Anglo-Norman Dictionary, Universities of Aberyswyth and Swansea, 1977–92, s. v. suburner.

Bateson, Mary, ed. Borough Customs, vol. 1, Seldon Society 18, London, 1904, 169–70.

Corpus of Contemporary American English, Brigham Young University, 2019.

Lewis and Short, A Latin Dictionary, Oxford University Press, 1879, s. v. suborno.

Oxford English Dictionary, 3rd edition, June 2012, s. v. suborn, v.

stiff upper lip

17 July 2019

Having a stiff upper lip is considered the quintessential British quality of resolution in the face of adversity. But surprisingly, the phrase itself is an American import to Britain.

The phrase first appears in the pages of the newspaper the Massachusetts Spy on 14 June 1815:

I kept a stiff upper lip, and bought [a] license to sell my goods.
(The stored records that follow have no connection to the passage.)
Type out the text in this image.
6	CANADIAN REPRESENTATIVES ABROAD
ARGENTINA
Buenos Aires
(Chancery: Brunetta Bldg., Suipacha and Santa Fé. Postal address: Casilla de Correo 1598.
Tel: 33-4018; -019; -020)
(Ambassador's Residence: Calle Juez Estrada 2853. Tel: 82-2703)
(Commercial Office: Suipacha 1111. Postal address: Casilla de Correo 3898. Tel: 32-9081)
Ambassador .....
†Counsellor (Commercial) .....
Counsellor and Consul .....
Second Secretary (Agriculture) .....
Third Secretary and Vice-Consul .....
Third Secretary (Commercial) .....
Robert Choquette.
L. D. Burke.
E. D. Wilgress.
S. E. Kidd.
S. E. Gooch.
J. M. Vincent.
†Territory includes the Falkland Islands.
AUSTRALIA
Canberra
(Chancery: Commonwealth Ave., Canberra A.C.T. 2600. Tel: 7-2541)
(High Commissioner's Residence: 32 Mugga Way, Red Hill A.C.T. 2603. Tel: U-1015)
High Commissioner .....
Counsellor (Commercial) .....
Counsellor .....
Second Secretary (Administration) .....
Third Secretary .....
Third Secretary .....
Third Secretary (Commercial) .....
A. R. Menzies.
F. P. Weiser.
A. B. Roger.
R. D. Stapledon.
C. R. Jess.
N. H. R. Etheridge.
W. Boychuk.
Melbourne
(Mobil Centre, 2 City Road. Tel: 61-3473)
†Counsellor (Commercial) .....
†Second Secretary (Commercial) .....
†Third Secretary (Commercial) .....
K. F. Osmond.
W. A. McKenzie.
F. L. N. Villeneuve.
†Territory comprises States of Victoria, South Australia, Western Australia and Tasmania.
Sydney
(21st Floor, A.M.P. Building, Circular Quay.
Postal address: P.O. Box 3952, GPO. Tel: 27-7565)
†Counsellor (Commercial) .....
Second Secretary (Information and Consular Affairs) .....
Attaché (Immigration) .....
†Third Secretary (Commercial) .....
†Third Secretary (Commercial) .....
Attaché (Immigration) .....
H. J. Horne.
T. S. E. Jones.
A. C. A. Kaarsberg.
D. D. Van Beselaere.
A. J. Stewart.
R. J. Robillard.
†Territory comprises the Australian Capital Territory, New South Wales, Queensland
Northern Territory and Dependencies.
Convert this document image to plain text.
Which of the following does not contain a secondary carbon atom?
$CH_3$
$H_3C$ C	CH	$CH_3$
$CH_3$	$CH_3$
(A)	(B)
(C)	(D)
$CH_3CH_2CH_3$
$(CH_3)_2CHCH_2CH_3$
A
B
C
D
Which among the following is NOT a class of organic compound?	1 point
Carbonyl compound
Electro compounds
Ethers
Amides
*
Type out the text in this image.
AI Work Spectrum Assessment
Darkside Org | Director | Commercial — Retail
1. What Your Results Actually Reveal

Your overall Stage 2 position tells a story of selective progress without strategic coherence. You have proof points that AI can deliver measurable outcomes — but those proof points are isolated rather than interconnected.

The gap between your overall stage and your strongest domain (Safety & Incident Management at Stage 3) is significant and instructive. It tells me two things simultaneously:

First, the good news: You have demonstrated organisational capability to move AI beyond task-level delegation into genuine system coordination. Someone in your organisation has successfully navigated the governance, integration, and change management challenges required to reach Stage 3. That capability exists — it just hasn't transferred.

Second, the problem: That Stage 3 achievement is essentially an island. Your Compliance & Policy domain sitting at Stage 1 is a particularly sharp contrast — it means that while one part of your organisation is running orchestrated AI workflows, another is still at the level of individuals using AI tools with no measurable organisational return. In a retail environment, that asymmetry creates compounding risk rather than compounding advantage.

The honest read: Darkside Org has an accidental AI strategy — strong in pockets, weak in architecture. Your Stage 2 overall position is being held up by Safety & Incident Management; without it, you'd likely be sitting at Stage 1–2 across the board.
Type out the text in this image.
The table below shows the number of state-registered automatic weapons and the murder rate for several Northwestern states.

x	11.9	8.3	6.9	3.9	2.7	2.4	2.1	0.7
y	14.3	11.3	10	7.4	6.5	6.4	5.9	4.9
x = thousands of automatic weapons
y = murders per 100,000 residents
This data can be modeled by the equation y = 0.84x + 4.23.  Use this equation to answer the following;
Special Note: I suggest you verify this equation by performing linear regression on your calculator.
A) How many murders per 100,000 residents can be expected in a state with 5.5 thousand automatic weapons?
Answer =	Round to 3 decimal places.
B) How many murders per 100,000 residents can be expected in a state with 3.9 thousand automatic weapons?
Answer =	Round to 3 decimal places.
Nova Scotian writer and politician Thomas C. Haliburton uses it in his 1837 novel The Clockmaker:

Its a proper pity sich a clever woman should carry such a stiff upper lip.

And it appears in Harriet Beecher Stowe’s 1852 novel Uncle Tom’s Cabin:

“Well, good-by, Uncle Tom; keep a stiff upper lip,” said George.

The earliest British citation in the Oxford English Dictionary isn’t until 1887, when it appears in the newspaper The Spectator.


Source:

Oxford English Dictionary, second edition, 1989, s. v. stiff, adj., n., and adv.